Com isso, concluímos que a falta de amor gera carência afetiva. Mas quais as reações que uma pessoa concretiza com tudo isso na sua história?

A criança quando não se sente amada, ou não recebe amor que se espera, mostra duas personalidades: a boa e a rebelde. A boa é interesseira, para ela é obrigatório que se dá, deve-se receber, faz tudo em troca de algo. Dá uma bala e quer receber em troca outra bala ou até mais se for muito ambiciosa. Faz de tudo para ser amada, retribuída, o amor não é verdadeiro pois não é uma doação gratuita, quer sempre algo em troca, e quando não recebe se frustra, demonstrando isso com o afastamento da pessoa que doou o amor e que não recebeu como quis, ou em outras ações, o que somos costumados a dizer que “estamos fazendo cenas”. O outro lado que também precisamos é a rebelde que faz tudo para ser notado (amado), pois no fundo sua intenção é a de ser vista, chamar atenção. Com a carência afetiva, a pessoa não sabe dar nem receber amor, sente-se incomodada com as duas coisas, ou com uma só deles, sabendo amar e não sabendo receber amor, ou (hiper-egoísta) não ama e só quer receber.

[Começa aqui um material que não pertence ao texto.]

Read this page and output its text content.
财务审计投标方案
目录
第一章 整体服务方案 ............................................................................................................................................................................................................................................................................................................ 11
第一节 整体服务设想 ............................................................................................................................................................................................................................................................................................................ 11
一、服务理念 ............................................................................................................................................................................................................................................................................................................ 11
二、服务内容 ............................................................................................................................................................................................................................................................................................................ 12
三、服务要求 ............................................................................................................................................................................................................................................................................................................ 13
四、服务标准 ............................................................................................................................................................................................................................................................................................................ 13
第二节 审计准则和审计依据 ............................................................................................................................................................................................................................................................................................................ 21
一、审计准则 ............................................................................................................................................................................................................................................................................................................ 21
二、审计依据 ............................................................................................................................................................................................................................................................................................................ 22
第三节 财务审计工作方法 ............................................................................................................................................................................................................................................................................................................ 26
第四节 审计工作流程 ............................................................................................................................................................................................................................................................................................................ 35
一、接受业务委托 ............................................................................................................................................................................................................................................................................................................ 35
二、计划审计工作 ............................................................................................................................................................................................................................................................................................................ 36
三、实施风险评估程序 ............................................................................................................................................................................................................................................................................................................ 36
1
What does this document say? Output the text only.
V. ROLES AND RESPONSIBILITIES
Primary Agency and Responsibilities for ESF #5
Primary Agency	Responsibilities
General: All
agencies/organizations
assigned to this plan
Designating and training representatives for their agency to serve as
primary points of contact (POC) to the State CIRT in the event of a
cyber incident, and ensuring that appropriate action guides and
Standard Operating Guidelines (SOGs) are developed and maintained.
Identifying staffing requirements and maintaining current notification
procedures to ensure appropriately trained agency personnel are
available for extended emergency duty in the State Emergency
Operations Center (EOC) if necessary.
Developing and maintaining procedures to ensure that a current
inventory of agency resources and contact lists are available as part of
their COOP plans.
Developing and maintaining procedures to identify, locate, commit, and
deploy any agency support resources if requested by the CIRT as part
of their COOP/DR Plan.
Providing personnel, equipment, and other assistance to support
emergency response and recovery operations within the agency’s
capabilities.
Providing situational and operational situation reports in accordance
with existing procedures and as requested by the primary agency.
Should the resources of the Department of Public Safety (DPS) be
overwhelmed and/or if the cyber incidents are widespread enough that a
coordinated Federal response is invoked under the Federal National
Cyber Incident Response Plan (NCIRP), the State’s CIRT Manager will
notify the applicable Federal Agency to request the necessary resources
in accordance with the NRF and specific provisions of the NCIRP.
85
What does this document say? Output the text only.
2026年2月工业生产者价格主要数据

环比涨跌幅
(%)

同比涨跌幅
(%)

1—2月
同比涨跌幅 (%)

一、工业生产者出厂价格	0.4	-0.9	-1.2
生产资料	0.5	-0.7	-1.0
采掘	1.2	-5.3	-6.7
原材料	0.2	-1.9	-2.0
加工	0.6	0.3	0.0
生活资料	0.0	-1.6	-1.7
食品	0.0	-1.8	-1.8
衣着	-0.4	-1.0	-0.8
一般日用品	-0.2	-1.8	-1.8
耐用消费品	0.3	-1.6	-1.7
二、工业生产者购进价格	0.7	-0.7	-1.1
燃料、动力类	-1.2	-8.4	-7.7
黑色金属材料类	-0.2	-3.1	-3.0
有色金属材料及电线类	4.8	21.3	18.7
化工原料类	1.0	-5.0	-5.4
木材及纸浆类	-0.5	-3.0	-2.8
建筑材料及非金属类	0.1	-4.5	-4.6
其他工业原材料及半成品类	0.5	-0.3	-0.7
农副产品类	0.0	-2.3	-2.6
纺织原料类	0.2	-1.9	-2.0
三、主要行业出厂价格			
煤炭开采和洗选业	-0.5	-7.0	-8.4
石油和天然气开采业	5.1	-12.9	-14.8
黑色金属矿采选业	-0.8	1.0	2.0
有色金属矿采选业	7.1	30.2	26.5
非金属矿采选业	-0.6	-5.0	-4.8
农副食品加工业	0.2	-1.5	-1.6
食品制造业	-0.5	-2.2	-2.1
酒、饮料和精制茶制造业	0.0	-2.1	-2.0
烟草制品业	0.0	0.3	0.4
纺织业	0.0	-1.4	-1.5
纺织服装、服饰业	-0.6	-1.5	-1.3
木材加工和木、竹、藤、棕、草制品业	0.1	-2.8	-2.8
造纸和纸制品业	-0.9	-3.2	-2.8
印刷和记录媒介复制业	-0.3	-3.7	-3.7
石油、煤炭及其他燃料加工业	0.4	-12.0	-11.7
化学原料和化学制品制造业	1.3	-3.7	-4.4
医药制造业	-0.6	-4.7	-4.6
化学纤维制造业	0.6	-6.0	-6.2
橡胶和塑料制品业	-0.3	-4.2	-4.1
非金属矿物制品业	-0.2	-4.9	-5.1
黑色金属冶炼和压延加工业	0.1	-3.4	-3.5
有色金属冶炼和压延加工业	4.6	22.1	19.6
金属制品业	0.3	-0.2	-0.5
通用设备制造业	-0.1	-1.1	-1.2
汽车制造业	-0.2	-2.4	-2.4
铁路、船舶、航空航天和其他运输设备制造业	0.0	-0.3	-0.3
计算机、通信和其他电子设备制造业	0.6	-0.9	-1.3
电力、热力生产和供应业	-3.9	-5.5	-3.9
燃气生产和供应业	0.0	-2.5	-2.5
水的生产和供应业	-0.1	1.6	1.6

Isso faz parte do sistema do mundo. É assim que se faz no mercado, dou a quantia para receber a mercadoria necessária. Mas essa não é a regra do Evangelho. Jesus age e pede que se haja diferente, pois Deus nos amou por primeiro e quer que nós amemos primeiro, esse é o verdadeiro amor. A cura da nossa carência está em reconhecermos carentes e reagirmos com o amor, com as ordens e direções que nos dá o Santo Evangelho. O amor que se cura não é o que se recebe mas o que se dá gratuitamente. É interessante que até nossa língua portuguesa nos ensina, pois nos evangelhos o verbo no imperativo, o que é próprio dele, é exigir uma ação, uma ordem: orai, fazei, buscai, amai, etc, tudo são ações que Jesus nos manda ter que exige que saiamos de nós mesmos. Uma vez que seria da nossa humanidade machucada querer dar para receber em troca, é necessário que ajamos como Deus quer de nós: AMAI, DAI sem querer receber nada em troca – isso é o verdadeiro Amor. É um sair de si mesmo ao encontro do outro, não nos preocupando com a reciprocidade. Deus quer que amemos, e muito, convida-nos a dar a vida por amor. Se alguém quer ser perfeito, santo como Ele é Santo, esse, como diz Santa Terezinha, é o meio, a via mais segura para se alcançar a santidade, o amor.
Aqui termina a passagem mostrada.